A proposta possui ambição. Em vez de concentrar o discurso exclusivamente nos casais apaixonados, o espetáculo pretende abrir espaço para diferentes tipos de vínculos. A divulgação menciona famílias, amizades, memórias, recomeços, relações com animais de estimação e outras formas de afeto que normalmente ficam à margem das celebrações tradicionais da data. A intenção é compreensível. Afinal, limitar o amor a jantares à luz de velas e declarações apaixonadas seria ignorar boa parte das relações que sustentam a vida cotidiana.
Ao mesmo tempo, essa ampliação do conceito produz uma questão interessante. Quando uma palavra passa a significar muitas coisas ao mesmo tempo, ela ganha alcance, mas perde precisão. O amor apresentado na proposta parece funcionar como um grande guarda-chuva emocional sob o qual cabem encontros, despedidas, saudades, amizades, companheirismo, carinho e memória. A ideia é acolhedora. Resta saber como ela se traduzirá artisticamente no palco, sem se transformar apenas em um conjunto de intenções bem formuladas.
O repertório deverá ser conduzido pelo álbum Let It Burn / Deixa Arder , trabalho que marca um momento importante na trajetória recente do artista. O próprio título do disco já sugere intensidade emocional. A imagem do fogo atravessa toda a identidade do projeto. É uma escolha previsível quando o assunto é amor, mas não necessariamente ineficaz. Poucas metáforas continuam sendo tão utilizadas porque poucas descrevem tão bem a capacidade humana de construir e destruir utilizando exatamente a mesma força.
Musicalmente, Chico Chico ocupa um espaço interessante dentro da cena brasileira contemporânea. Sua produção evita compartimentos rígidos e transita com naturalidade entre rock, pop e referências da cultura popular brasileira. Em vez de apresentar essas influências como territórios separados, ele parece interessado nas zonas de encontro entre elas. O resultado costuma ser mais interessante do que a simples reprodução de fórmulas já consolidadas.
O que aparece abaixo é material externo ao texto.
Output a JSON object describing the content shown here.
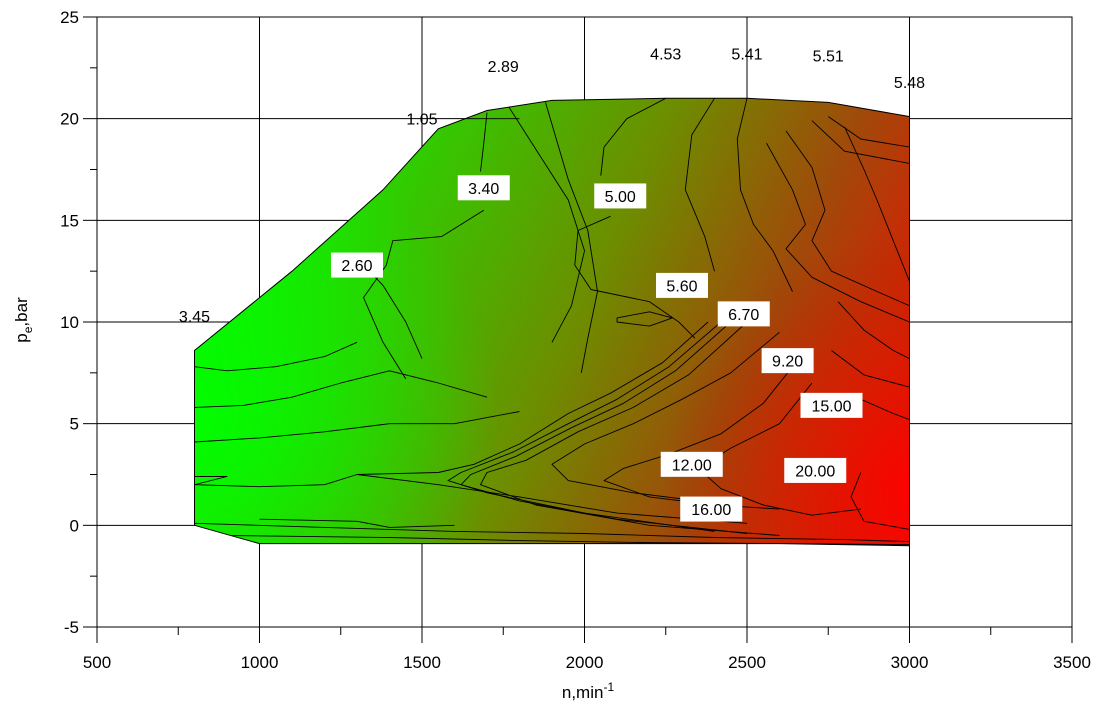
{
  "chart_data": {
    "type": "heatmap",
    "title": "",
    "xlabel": "n,min",
    "xlabel_sup": "-1",
    "ylabel": "p",
    "ylabel_sub": "e",
    "ylabel_suffix": ",bar",
    "xlim": [
      500,
      3500
    ],
    "ylim": [
      -5,
      25
    ],
    "x_ticks": [
      500,
      1000,
      1500,
      2000,
      2500,
      3000,
      3500
    ],
    "y_ticks": [
      -5,
      0,
      5,
      10,
      15,
      20,
      25
    ],
    "grid": true,
    "colormap": {
      "low": "#00ff00",
      "mid": "#6e8c00",
      "high": "#ff0000"
    },
    "boundary": [
      [
        800,
        0
      ],
      [
        800,
        8.6
      ],
      [
        1100,
        12.5
      ],
      [
        1380,
        16.5
      ],
      [
        1550,
        19.5
      ],
      [
        1700,
        20.4
      ],
      [
        1900,
        20.9
      ],
      [
        2250,
        21.0
      ],
      [
        2500,
        21.0
      ],
      [
        2750,
        20.8
      ],
      [
        3000,
        20.1
      ],
      [
        3000,
        -1.0
      ],
      [
        2600,
        -0.9
      ],
      [
        2000,
        -0.9
      ],
      [
        1000,
        -0.9
      ],
      [
        800,
        0
      ]
    ],
    "contour_labels": [
      {
        "text": "3.45",
        "x": 800,
        "y": 10.3,
        "boxed": false
      },
      {
        "text": "1.05",
        "x": 1500,
        "y": 20.0,
        "boxed": false
      },
      {
        "text": "2.89",
        "x": 1750,
        "y": 22.6,
        "boxed": false
      },
      {
        "text": "4.53",
        "x": 2250,
        "y": 23.2,
        "boxed": false
      },
      {
        "text": "5.41",
        "x": 2500,
        "y": 23.2,
        "boxed": false
      },
      {
        "text": "5.51",
        "x": 2750,
        "y": 23.1,
        "boxed": false
      },
      {
        "text": "5.48",
        "x": 3000,
        "y": 21.8,
        "boxed": false
      },
      {
        "text": "3.40",
        "x": 1690,
        "y": 16.6,
        "boxed": true
      },
      {
        "text": "2.60",
        "x": 1300,
        "y": 12.8,
        "boxed": true
      },
      {
        "text": "5.00",
        "x": 2110,
        "y": 16.2,
        "boxed": true
      },
      {
        "text": "5.60",
        "x": 2300,
        "y": 11.8,
        "boxed": true
      },
      {
        "text": "6.70",
        "x": 2490,
        "y": 10.4,
        "boxed": true
      },
      {
        "text": "9.20",
        "x": 2625,
        "y": 8.1,
        "boxed": true
      },
      {
        "text": "15.00",
        "x": 2760,
        "y": 5.9,
        "boxed": true
      },
      {
        "text": "12.00",
        "x": 2330,
        "y": 3.0,
        "boxed": true
      },
      {
        "text": "20.00",
        "x": 2710,
        "y": 2.7,
        "boxed": true
      },
      {
        "text": "16.00",
        "x": 2390,
        "y": 0.8,
        "boxed": true
      }
    ],
    "contour_lines": [
      [
        [
          800,
          7.8
        ],
        [
          900,
          7.6
        ],
        [
          1050,
          7.8
        ],
        [
          1200,
          8.3
        ],
        [
          1300,
          9.0
        ]
      ],
      [
        [
          800,
          5.8
        ],
        [
          950,
          5.9
        ],
        [
          1100,
          6.3
        ],
        [
          1250,
          7.0
        ],
        [
          1400,
          7.6
        ],
        [
          1550,
          7.0
        ],
        [
          1700,
          6.3
        ]
      ],
      [
        [
          800,
          4.1
        ],
        [
          1000,
          4.3
        ],
        [
          1200,
          4.6
        ],
        [
          1400,
          5.0
        ],
        [
          1600,
          5.0
        ],
        [
          1800,
          5.6
        ]
      ],
      [
        [
          800,
          2.4
        ],
        [
          900,
          2.4
        ],
        [
          800,
          2.0
        ],
        [
          1000,
          1.9
        ],
        [
          1200,
          2.0
        ],
        [
          1300,
          2.5
        ]
      ],
      [
        [
          1000,
          20.0
        ],
        [
          1300,
          20.0
        ],
        [
          1440,
          20.0
        ]
      ],
      [
        [
          1560,
          20.0
        ],
        [
          1700,
          20.0
        ],
        [
          1800,
          20.0
        ]
      ],
      [
        [
          1700,
          20.3
        ],
        [
          1690,
          18.8
        ],
        [
          1680,
          17.4
        ]
      ],
      [
        [
          1690,
          15.5
        ],
        [
          1560,
          14.2
        ],
        [
          1410,
          14.0
        ],
        [
          1390,
          12.8
        ],
        [
          1320,
          11.2
        ],
        [
          1380,
          9.0
        ],
        [
          1450,
          7.2
        ]
      ],
      [
        [
          1320,
          12.8
        ],
        [
          1380,
          11.8
        ],
        [
          1450,
          10.0
        ],
        [
          1500,
          8.2
        ]
      ],
      [
        [
          1750,
          21.0
        ],
        [
          1850,
          18.5
        ],
        [
          1950,
          16.0
        ],
        [
          2000,
          13.5
        ],
        [
          1960,
          10.8
        ],
        [
          1900,
          9.0
        ]
      ],
      [
        [
          1880,
          20.8
        ],
        [
          1950,
          17.0
        ],
        [
          2010,
          14.5
        ],
        [
          2040,
          11.5
        ],
        [
          2010,
          9.2
        ],
        [
          1990,
          7.5
        ]
      ],
      [
        [
          2250,
          21.0
        ],
        [
          2130,
          20.0
        ],
        [
          2060,
          18.6
        ],
        [
          2050,
          17.2
        ]
      ],
      [
        [
          2080,
          15.2
        ],
        [
          1980,
          14.5
        ],
        [
          1970,
          12.8
        ],
        [
          2020,
          11.6
        ],
        [
          2200,
          11.0
        ],
        [
          2290,
          10.0
        ],
        [
          2340,
          9.2
        ]
      ],
      [
        [
          2100,
          10.2
        ],
        [
          2200,
          10.5
        ],
        [
          2270,
          10.2
        ],
        [
          2200,
          9.8
        ],
        [
          2100,
          10.0
        ],
        [
          2100,
          10.2
        ]
      ],
      [
        [
          2400,
          21.0
        ],
        [
          2330,
          19.2
        ],
        [
          2310,
          16.5
        ],
        [
          2370,
          14.2
        ],
        [
          2400,
          12.5
        ]
      ],
      [
        [
          2500,
          21.0
        ],
        [
          2470,
          19.0
        ],
        [
          2480,
          16.5
        ],
        [
          2520,
          14.8
        ],
        [
          2580,
          13.5
        ],
        [
          2640,
          11.5
        ]
      ],
      [
        [
          2380,
          10.0
        ],
        [
          2240,
          8.0
        ],
        [
          2080,
          6.5
        ],
        [
          1950,
          5.5
        ],
        [
          1800,
          4.0
        ],
        [
          1660,
          3.0
        ],
        [
          1550,
          2.6
        ],
        [
          1300,
          2.5
        ],
        [
          1550,
          2.0
        ],
        [
          1800,
          1.4
        ],
        [
          2100,
          0.6
        ],
        [
          2500,
          0.1
        ]
      ],
      [
        [
          2420,
          10.0
        ],
        [
          2260,
          7.8
        ],
        [
          2100,
          6.2
        ],
        [
          1950,
          5.0
        ],
        [
          1780,
          3.6
        ],
        [
          1620,
          2.6
        ],
        [
          1580,
          2.2
        ],
        [
          1700,
          1.6
        ],
        [
          2000,
          0.6
        ],
        [
          2400,
          -0.3
        ]
      ],
      [
        [
          2450,
          10.0
        ],
        [
          2280,
          7.6
        ],
        [
          2120,
          6.0
        ],
        [
          1960,
          4.8
        ],
        [
          1790,
          3.4
        ],
        [
          1650,
          2.5
        ],
        [
          1620,
          2.0
        ],
        [
          1800,
          1.2
        ],
        [
          2100,
          0.3
        ],
        [
          2500,
          -0.4
        ]
      ],
      [
        [
          2500,
          10.0
        ],
        [
          2320,
          7.4
        ],
        [
          2150,
          5.8
        ],
        [
          1980,
          4.6
        ],
        [
          1820,
          3.2
        ],
        [
          1700,
          2.6
        ],
        [
          1680,
          2.0
        ],
        [
          1850,
          1.0
        ],
        [
          2200,
          0.0
        ],
        [
          2600,
          -0.5
        ]
      ],
      [
        [
          2600,
          9.5
        ],
        [
          2450,
          7.5
        ],
        [
          2300,
          6.2
        ],
        [
          2150,
          5.0
        ],
        [
          2000,
          4.0
        ],
        [
          1900,
          3.0
        ],
        [
          1950,
          2.2
        ],
        [
          2150,
          1.6
        ],
        [
          2350,
          1.2
        ]
      ],
      [
        [
          2650,
          8.0
        ],
        [
          2550,
          6.0
        ],
        [
          2420,
          4.5
        ],
        [
          2260,
          3.5
        ],
        [
          2120,
          2.8
        ],
        [
          2060,
          2.2
        ],
        [
          2200,
          1.4
        ],
        [
          2400,
          1.0
        ],
        [
          2600,
          0.8
        ]
      ],
      [
        [
          2700,
          7.0
        ],
        [
          2600,
          5.0
        ],
        [
          2450,
          3.8
        ],
        [
          2350,
          2.8
        ],
        [
          2420,
          1.8
        ],
        [
          2550,
          1.0
        ],
        [
          2700,
          0.5
        ],
        [
          2850,
          0.8
        ]
      ],
      [
        [
          2750,
          20.1
        ],
        [
          2850,
          19.0
        ],
        [
          3000,
          18.6
        ]
      ],
      [
        [
          2700,
          19.9
        ],
        [
          2800,
          18.4
        ],
        [
          3000,
          17.8
        ]
      ],
      [
        [
          2620,
          19.4
        ],
        [
          2700,
          17.6
        ],
        [
          2740,
          15.5
        ],
        [
          2700,
          14.0
        ],
        [
          2760,
          12.5
        ],
        [
          2900,
          11.5
        ],
        [
          3000,
          10.8
        ]
      ],
      [
        [
          2560,
          18.8
        ],
        [
          2640,
          16.5
        ],
        [
          2680,
          14.8
        ],
        [
          2620,
          13.6
        ],
        [
          2700,
          12.2
        ],
        [
          2850,
          11.0
        ],
        [
          3000,
          10.0
        ]
      ],
      [
        [
          2800,
          19.6
        ],
        [
          2860,
          17.5
        ],
        [
          2900,
          16.0
        ],
        [
          2960,
          13.6
        ],
        [
          3000,
          12.0
        ]
      ],
      [
        [
          2780,
          11.0
        ],
        [
          2860,
          9.6
        ],
        [
          2950,
          8.6
        ],
        [
          3000,
          8.2
        ]
      ],
      [
        [
          2760,
          8.6
        ],
        [
          2860,
          7.4
        ],
        [
          3000,
          6.8
        ]
      ],
      [
        [
          2850,
          6.2
        ],
        [
          2950,
          5.5
        ],
        [
          3000,
          5.2
        ]
      ],
      [
        [
          2850,
          2.6
        ],
        [
          2820,
          1.4
        ],
        [
          2860,
          0.2
        ],
        [
          3000,
          -0.2
        ]
      ],
      [
        [
          800,
          0.1
        ],
        [
          1200,
          -0.1
        ],
        [
          1600,
          -0.3
        ],
        [
          2000,
          -0.4
        ],
        [
          2400,
          -0.6
        ],
        [
          2800,
          -0.7
        ],
        [
          3000,
          -0.8
        ]
      ],
      [
        [
          900,
          -0.5
        ],
        [
          1400,
          -0.6
        ],
        [
          1800,
          -0.75
        ],
        [
          2200,
          -0.85
        ],
        [
          2600,
          -0.9
        ],
        [
          3000,
          -0.95
        ]
      ],
      [
        [
          1000,
          0.3
        ],
        [
          1300,
          0.2
        ],
        [
          1400,
          -0.1
        ],
        [
          1600,
          0.0
        ]
      ]
    ]
  }
}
As canções destacadas na divulgação apontam para uma abordagem emocional construída a partir de situações reconhecíveis. Faixas como "Tanto Pra Dizer" e "Tempo de Louças" sugerem um olhar voltado para afetos cotidianos, longe da grandiloquência que frequentemente acompanha projetos dedicados ao amor. Existe uma diferença importante entre transformar sentimentos em monumentos e observá-los em escala humana. A segunda opção costuma produzir resultados mais convincentes.
As participações especiais ajudam a ampliar a expectativa em torno da apresentação. Maria Bethânia aparece como o nome de maior impacto entre os convidados já anunciados. Sua presença modifica imediatamente a dimensão simbólica do evento. Alguns artistas entram em um palco. Outros carregam consigo uma história artística tão significativa que alteram a percepção do espetáculo antes mesmo da primeira música. Bethânia pertence claramente a esse grupo.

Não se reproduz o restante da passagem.